The lighting was imperfect on this first visit. We turned up at 16:30 on a October afternoon. The stone was in shade from the surrounding trees and the sun was lighting a patch of the field beyond rather too brightly. I need to revisit earlier in the day. But I will: this site is only eight minutes from home. I’ve got a feeling it will become a regular haunt.

MEGFRD53 11891 DBack at the car park, I noticed that the house across the road, perched on a rise in the terrain and maybe 300m from the stone, is called ‘La Roche’ (the rock). Presumably, the name is much older than the house and might stand some investigation. At the roadside, there’s a calvary – a Christian cross. These are a common sight in France, and while the Christian church is known to have usurped many pagan sites, one shouldn’t read too much into the presence of the cross. Local councils often erect them as a way of using up the year’s budget, and this one appears to date from 2006!

La Sépulture du Petit Vieux-Soul

October 27, 2007 By: admin Category: Mayenne No Comments →

MEGFRD53 11771 DThis is what started it. A spur-of-the-moment visit to this passage grave rekindled my fascination with megalithic sites.

A friend told me about it. “It’s in a really beautiful spot,” he said. He was right.

From Brecé, we’d had to navigate increasingly narrow roads down a series of shallow valleys. You park the car in a wide spot in the road and walk 50m down a lane created by two bocage hedges, then skirt a small wood. The tomb appears suddenly, nestled into the edge of this wood, almost as if carved into the land. Passing through the entrance you find a chamber that crosses the entrance passageway to make a T-shape. This chamber is perhaps 5-6m long in total.

A sign at the site dates the tomb to 2400 BCE.

The site is better enjoyed from the outside, though.

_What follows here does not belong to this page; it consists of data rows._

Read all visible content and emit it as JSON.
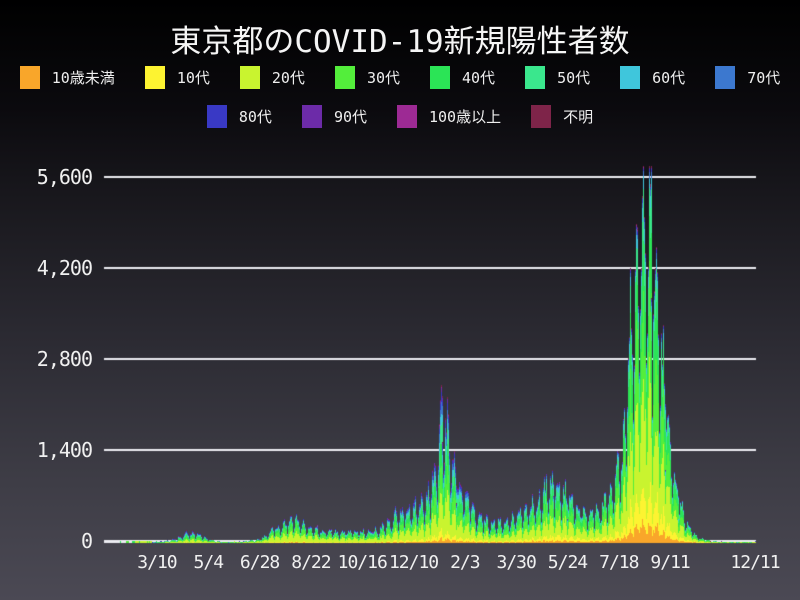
{
  "title": "東京都のCOVID-19新規陽性者数",
  "chart_data": {
    "type": "bar",
    "stacked": true,
    "title": "東京都のCOVID-19新規陽性者数",
    "grid": true,
    "legend_position": "top",
    "x_range": [
      "2020-01-25",
      "2021-12-11"
    ],
    "ylim": [
      0,
      6015
    ],
    "yticks": [
      {
        "value": 0,
        "label": "0"
      },
      {
        "value": 1400,
        "label": "1,400"
      },
      {
        "value": 2800,
        "label": "2,800"
      },
      {
        "value": 4200,
        "label": "4,200"
      },
      {
        "value": 5600,
        "label": "5,600"
      }
    ],
    "xticks": [
      {
        "label": "3/10",
        "date": "2020-03-10"
      },
      {
        "label": "5/4",
        "date": "2020-05-04"
      },
      {
        "label": "6/28",
        "date": "2020-06-28"
      },
      {
        "label": "8/22",
        "date": "2020-08-22"
      },
      {
        "label": "10/16",
        "date": "2020-10-16"
      },
      {
        "label": "12/10",
        "date": "2020-12-10"
      },
      {
        "label": "2/3",
        "date": "2021-02-03"
      },
      {
        "label": "3/30",
        "date": "2021-03-30"
      },
      {
        "label": "5/24",
        "date": "2021-05-24"
      },
      {
        "label": "7/18",
        "date": "2021-07-18"
      },
      {
        "label": "9/11",
        "date": "2021-09-11"
      },
      {
        "label": "12/11",
        "date": "2021-12-11"
      }
    ],
    "series": [
      {
        "label": "10歳未満",
        "color": "#F9A62A"
      },
      {
        "label": "10代",
        "color": "#FDF331"
      },
      {
        "label": "20代",
        "color": "#C9F42F"
      },
      {
        "label": "30代",
        "color": "#53EE3B"
      },
      {
        "label": "40代",
        "color": "#2BE456"
      },
      {
        "label": "50代",
        "color": "#3AE78D"
      },
      {
        "label": "60代",
        "color": "#3FC6DC"
      },
      {
        "label": "70代",
        "color": "#3C78CF"
      },
      {
        "label": "80代",
        "color": "#3939C5"
      },
      {
        "label": "90代",
        "color": "#6C2BA8"
      },
      {
        "label": "100歳以上",
        "color": "#9D2A94"
      },
      {
        "label": "不明",
        "color": "#7E2449"
      }
    ],
    "legend_rows": [
      8,
      4
    ],
    "daily_envelope": [
      [
        "2020-01-25",
        0.4
      ],
      [
        "2020-02-20",
        1.5
      ],
      [
        "2020-03-05",
        8
      ],
      [
        "2020-03-15",
        22
      ],
      [
        "2020-03-28",
        55
      ],
      [
        "2020-04-10",
        140
      ],
      [
        "2020-04-17",
        165
      ],
      [
        "2020-04-25",
        120
      ],
      [
        "2020-05-05",
        60
      ],
      [
        "2020-05-20",
        15
      ],
      [
        "2020-06-01",
        14
      ],
      [
        "2020-06-15",
        30
      ],
      [
        "2020-06-28",
        55
      ],
      [
        "2020-07-10",
        180
      ],
      [
        "2020-07-24",
        270
      ],
      [
        "2020-08-01",
        370
      ],
      [
        "2020-08-08",
        330
      ],
      [
        "2020-08-20",
        210
      ],
      [
        "2020-09-05",
        170
      ],
      [
        "2020-09-20",
        155
      ],
      [
        "2020-10-05",
        160
      ],
      [
        "2020-10-20",
        165
      ],
      [
        "2020-11-01",
        190
      ],
      [
        "2020-11-12",
        280
      ],
      [
        "2020-11-22",
        430
      ],
      [
        "2020-12-05",
        480
      ],
      [
        "2020-12-15",
        560
      ],
      [
        "2020-12-24",
        700
      ],
      [
        "2020-12-31",
        950
      ],
      [
        "2021-01-05",
        1400
      ],
      [
        "2021-01-08",
        1850
      ],
      [
        "2021-01-14",
        1650
      ],
      [
        "2021-01-22",
        1100
      ],
      [
        "2021-01-31",
        750
      ],
      [
        "2021-02-10",
        480
      ],
      [
        "2021-02-22",
        330
      ],
      [
        "2021-03-08",
        290
      ],
      [
        "2021-03-20",
        310
      ],
      [
        "2021-03-31",
        400
      ],
      [
        "2021-04-12",
        500
      ],
      [
        "2021-04-24",
        680
      ],
      [
        "2021-05-08",
        880
      ],
      [
        "2021-05-15",
        800
      ],
      [
        "2021-05-26",
        600
      ],
      [
        "2021-06-07",
        440
      ],
      [
        "2021-06-18",
        400
      ],
      [
        "2021-06-28",
        500
      ],
      [
        "2021-07-07",
        700
      ],
      [
        "2021-07-15",
        950
      ],
      [
        "2021-07-22",
        1450
      ],
      [
        "2021-07-29",
        2800
      ],
      [
        "2021-08-05",
        3700
      ],
      [
        "2021-08-13",
        4650
      ],
      [
        "2021-08-19",
        4400
      ],
      [
        "2021-08-26",
        3900
      ],
      [
        "2021-09-01",
        2800
      ],
      [
        "2021-09-08",
        1800
      ],
      [
        "2021-09-15",
        1000
      ],
      [
        "2021-09-22",
        550
      ],
      [
        "2021-09-29",
        280
      ],
      [
        "2021-10-06",
        130
      ],
      [
        "2021-10-13",
        70
      ],
      [
        "2021-10-20",
        40
      ],
      [
        "2021-10-27",
        25
      ],
      [
        "2021-11-05",
        18
      ],
      [
        "2021-11-15",
        14
      ],
      [
        "2021-11-25",
        15
      ],
      [
        "2021-12-05",
        16
      ],
      [
        "2021-12-11",
        17
      ]
    ],
    "wave_peaks": [
      {
        "date": "2020-04-17",
        "daily_max": 206
      },
      {
        "date": "2020-08-01",
        "daily_max": 472
      },
      {
        "date": "2021-01-07",
        "daily_max": 2520
      },
      {
        "date": "2021-05-08",
        "daily_max": 1121
      },
      {
        "date": "2021-08-13",
        "daily_max": 5773
      }
    ],
    "age_share_timeline": [
      {
        "date": "2020-02-01",
        "shares": [
          0.02,
          0.02,
          0.16,
          0.15,
          0.16,
          0.13,
          0.1,
          0.09,
          0.07,
          0.03,
          0.003,
          0.067
        ]
      },
      {
        "date": "2020-08-01",
        "shares": [
          0.02,
          0.04,
          0.36,
          0.22,
          0.13,
          0.09,
          0.05,
          0.035,
          0.025,
          0.012,
          0.001,
          0.007
        ]
      },
      {
        "date": "2021-01-15",
        "shares": [
          0.03,
          0.05,
          0.26,
          0.18,
          0.15,
          0.12,
          0.07,
          0.06,
          0.045,
          0.022,
          0.002,
          0.011
        ]
      },
      {
        "date": "2021-05-01",
        "shares": [
          0.04,
          0.07,
          0.28,
          0.2,
          0.16,
          0.12,
          0.06,
          0.035,
          0.02,
          0.009,
          0.001,
          0.005
        ]
      },
      {
        "date": "2021-08-10",
        "shares": [
          0.055,
          0.09,
          0.3,
          0.22,
          0.17,
          0.1,
          0.035,
          0.015,
          0.008,
          0.003,
          0.0005,
          0.004
        ]
      },
      {
        "date": "2021-12-11",
        "shares": [
          0.05,
          0.09,
          0.3,
          0.22,
          0.15,
          0.1,
          0.04,
          0.02,
          0.015,
          0.006,
          0.0005,
          0.009
        ]
      }
    ],
    "weekly_pattern": [
      0.9,
      0.55,
      0.8,
      1.08,
      1.2,
      1.27,
      1.2
    ],
    "noise_amplitude": 0.16,
    "max_daily_total": 5800,
    "grid_color": "#ececf2",
    "text_color": "#f0f0f0"
  }
}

It somehow makes the woodland feel ancient and profoundly peaceful.

Shooting the stones

October 27, 2007 By: admin Category: general, photography, project No Comments →

Standing stones and circles have always exercised a strange attraction for me. Back in the mists of time – no, not that far back, but when I was at art school, we visited a number of sites in Derbyshire, including the famous Arbor Low. I was hooked – by the monumental strangeness of the megaliths themselves, their harmonious relationship with the landscape and the general spookiness of what one imagined took place at these sites.

I read, and was thoroughly convinced by, View Over Atlantis – sold on its message that ancient man possessed knowledge, insights and powers that we have since lost.

I’ve grown up a lot since then. I tried to re-read the book and found it embarrassingly new age, intellectually flaky and entirely unconvincing. But the stones still exert some kind of power over me, something I’d been ignoring.

We now live in rural Normandy. There are menhirs and dolmens everywhere. Our friends, just down the road, have a standing stone in their field. There’s another a few hundred metres from the supermarket where we do our weekly shop. So this is my new personal project – to document and explore the stones and their relationship to the landscape.